Obtain copies of all Plan documents and other Plan information upon written request to the Plan Administrator. The Plan Administrator may make a reasonable charge for the copies.
Receive a summary of the Plan's annual financial report. The Plan Administrator is required by law to furnish each participant with a copy of this summary annual report.
In addition to creating rights for plan participants, ERISA imposes duties upon the people who are responsible for the operation of the employee benefit plan. The people who operate your Plan, called "fiduciaries" of the Plan, have a duty to do so prudently and in the interest of you and other plan participants and beneficiaries. No one, including your employer, or any other person, may fire you or otherwise discriminate against you in any way to prevent you from obtaining a benefit or exercising your rights under ERISA. If your claim for a benefit is denied in whole or in part, you must receive a written explanation of the reason for the denial. You have the right to have the Plan reviewed and your claim reconsidered. Under ERISA, there are steps you can take to enforce the above rights. For instance, if you request materials from the Plan and do not receive them within 30 days, you may file suit in a federal court. In such a case, the court may require the Plan Administrator to provide the materials and pay you up to $100 a day until you receive the materials, unless the materials were not sent to you because of reasons beyond the control of the administrator. If you have a claim for benefits which is denied or ignored, in whole or in part, you may file suit in a state or federal court. If it should happen that Plan fiduciaries misuse the Plan's money, or if you are discriminated against for asserting your rights, you may seek assistance from the U.S. Department of Labor, or you may file suit in a federal court. The court will decide who should pay court costs and fees. If you lose, the court may order you to pay these costs and fees if, for example, it finds your claim frivolous. If you have any questions about your Plan, you should contact the Plan Administrator. If you have any questions about this statement or about you rights under ERISA, you should contact the nearest Area Office of the U.S. Labor-Management Services Administration, Department of Labor.
The Consolidated Omnibus Budget Reconciliation Act of 1985 (COBRA) requires that under certain circumstances health plan benefits available to an eligible participant and his or her dependents be made available for purchase by said persons upon the termination of employment of said participant, or the termination of the relationship between said participant and his or her dependents.

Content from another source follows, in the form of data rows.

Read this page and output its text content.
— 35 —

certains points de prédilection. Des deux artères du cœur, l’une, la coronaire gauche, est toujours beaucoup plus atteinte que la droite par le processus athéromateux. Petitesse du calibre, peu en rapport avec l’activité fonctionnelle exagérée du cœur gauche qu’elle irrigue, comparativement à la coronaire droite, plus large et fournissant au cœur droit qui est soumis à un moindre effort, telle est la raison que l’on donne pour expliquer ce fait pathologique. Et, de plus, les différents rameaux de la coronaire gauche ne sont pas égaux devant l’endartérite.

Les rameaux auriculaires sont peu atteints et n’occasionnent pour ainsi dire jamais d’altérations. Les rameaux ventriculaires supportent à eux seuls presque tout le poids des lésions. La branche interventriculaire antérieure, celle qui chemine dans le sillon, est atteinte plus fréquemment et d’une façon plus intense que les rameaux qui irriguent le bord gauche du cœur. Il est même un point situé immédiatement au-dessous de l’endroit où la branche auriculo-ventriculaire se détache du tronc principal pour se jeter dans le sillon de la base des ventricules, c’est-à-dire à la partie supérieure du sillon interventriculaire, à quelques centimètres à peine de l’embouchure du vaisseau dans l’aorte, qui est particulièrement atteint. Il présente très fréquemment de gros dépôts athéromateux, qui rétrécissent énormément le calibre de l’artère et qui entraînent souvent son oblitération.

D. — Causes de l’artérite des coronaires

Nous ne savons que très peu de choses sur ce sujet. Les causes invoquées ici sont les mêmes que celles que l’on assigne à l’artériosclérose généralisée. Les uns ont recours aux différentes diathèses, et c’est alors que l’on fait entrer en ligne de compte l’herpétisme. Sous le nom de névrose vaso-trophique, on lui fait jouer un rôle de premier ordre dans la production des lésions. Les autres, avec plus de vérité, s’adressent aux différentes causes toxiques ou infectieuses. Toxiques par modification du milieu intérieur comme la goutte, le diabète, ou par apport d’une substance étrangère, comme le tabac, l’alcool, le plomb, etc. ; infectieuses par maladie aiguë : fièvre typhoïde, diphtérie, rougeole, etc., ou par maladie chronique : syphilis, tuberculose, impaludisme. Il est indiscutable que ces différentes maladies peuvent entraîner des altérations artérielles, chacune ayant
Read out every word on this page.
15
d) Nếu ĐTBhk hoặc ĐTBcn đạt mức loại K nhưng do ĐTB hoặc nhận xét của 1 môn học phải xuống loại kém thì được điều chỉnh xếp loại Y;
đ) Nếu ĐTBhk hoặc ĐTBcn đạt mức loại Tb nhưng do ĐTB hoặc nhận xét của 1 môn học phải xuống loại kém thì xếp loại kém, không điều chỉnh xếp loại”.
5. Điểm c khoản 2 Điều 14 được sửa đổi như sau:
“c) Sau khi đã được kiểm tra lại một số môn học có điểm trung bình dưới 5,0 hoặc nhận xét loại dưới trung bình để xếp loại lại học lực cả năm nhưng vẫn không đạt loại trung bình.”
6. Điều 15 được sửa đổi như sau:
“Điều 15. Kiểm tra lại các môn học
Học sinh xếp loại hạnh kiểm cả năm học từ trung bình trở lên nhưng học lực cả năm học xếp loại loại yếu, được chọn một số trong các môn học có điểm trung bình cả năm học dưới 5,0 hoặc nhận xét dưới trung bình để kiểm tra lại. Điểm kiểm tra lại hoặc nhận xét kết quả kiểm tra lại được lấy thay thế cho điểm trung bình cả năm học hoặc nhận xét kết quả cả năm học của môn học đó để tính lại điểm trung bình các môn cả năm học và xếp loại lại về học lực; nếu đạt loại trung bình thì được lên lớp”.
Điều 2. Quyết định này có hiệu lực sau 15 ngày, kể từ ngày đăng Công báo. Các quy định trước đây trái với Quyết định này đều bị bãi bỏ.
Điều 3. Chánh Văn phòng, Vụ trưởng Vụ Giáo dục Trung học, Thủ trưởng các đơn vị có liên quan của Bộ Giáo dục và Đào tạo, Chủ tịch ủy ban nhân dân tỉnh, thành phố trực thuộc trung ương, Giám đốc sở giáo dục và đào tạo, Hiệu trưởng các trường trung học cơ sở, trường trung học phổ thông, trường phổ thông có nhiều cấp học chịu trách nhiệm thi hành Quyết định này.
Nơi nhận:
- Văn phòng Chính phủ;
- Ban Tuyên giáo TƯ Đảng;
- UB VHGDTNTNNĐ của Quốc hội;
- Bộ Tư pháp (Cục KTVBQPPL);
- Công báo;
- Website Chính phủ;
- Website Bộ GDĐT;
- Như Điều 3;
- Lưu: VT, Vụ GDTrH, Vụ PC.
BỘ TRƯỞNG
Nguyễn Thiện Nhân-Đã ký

The Plan Administrator and the employer are subject to numerous obligations in connection with continuation coverage, including an obligation to notify eligible participants and their dependents of the existence of said continuation coverage. In this regard, the U.S. Department of Labor has issued ERISA Technical Release No. 86-2 dated June 26, 1986, setting forth a Model Statement of the required notice. Providing said notice by first class mail to each covered employee and his or her spouse, if any, at their last known address will constitute a good faith effort at compliance of the notice requirement in the absence of promulgated COBRA regulations.